7. İlgili Hukuk bölümünün (12) numaralı paragrafında yer verilen 3095 sayılı Kanun'un 4/a maddesi ve dava dilekçesinde uyuşmazlık konusu alacakların yabancı parayla tahsilinin talep edilmiş olduğu dikkate alındığında; hüküm altına alınan alacaklara, 3095 sayılı Kanun'un 4/a maddesi uyarınca Devlet bankalarınca ... Dinarı (...) üzerinden açılmış bir yıllık vadeli mevduata uygulanan en yüksek faiz oranının uygulanması gerekir.
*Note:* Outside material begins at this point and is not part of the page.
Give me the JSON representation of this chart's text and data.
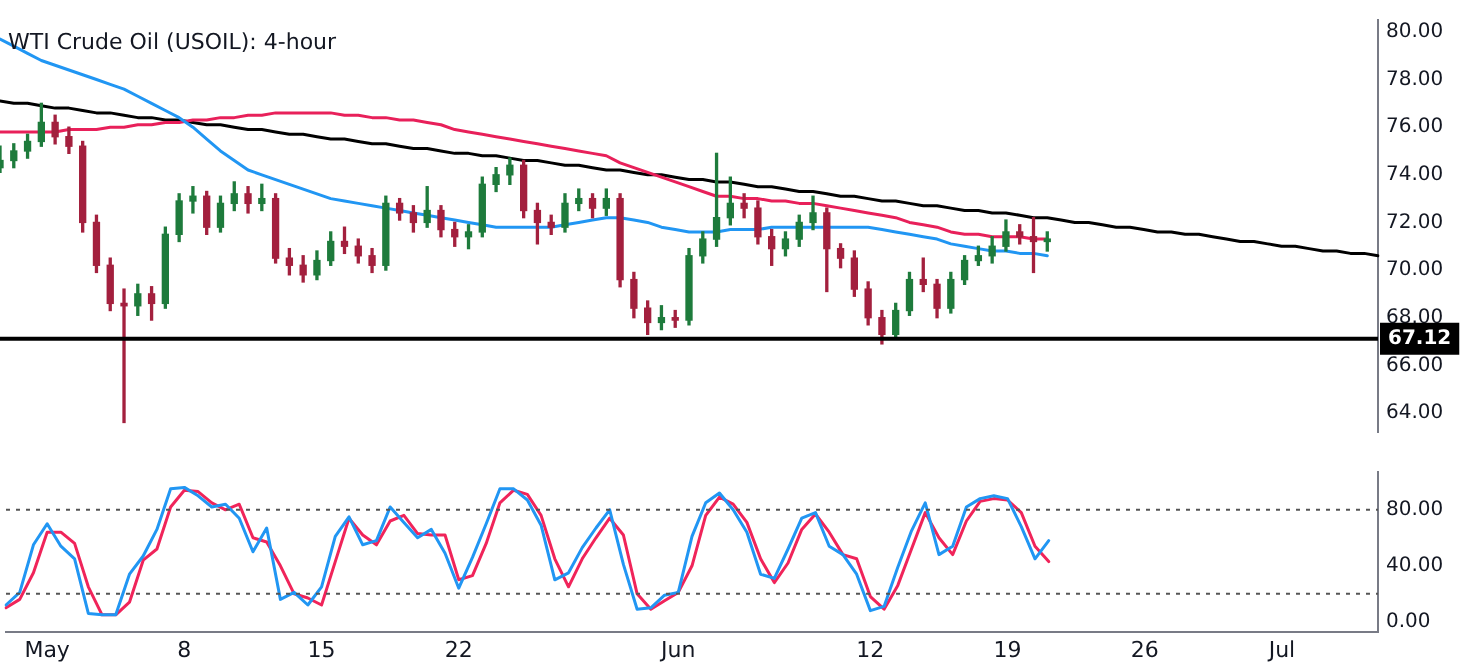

Bu husus gözetilmeden karar verilmesi de doğru olmamıştır.
VII. KARAR
Açıklanan sebeplerle;
Temyiz olunan İlk Derece Mahkemesi kararının BOZULMASINA,
Peşin alınan temyiz karar harcının istek hâlinde ilgililere iadesine,
Dosyanın İlk Derece Mahkemesine gönderilmesine,
09.12.2024 tarihinde oy birliğiyle karar verildi.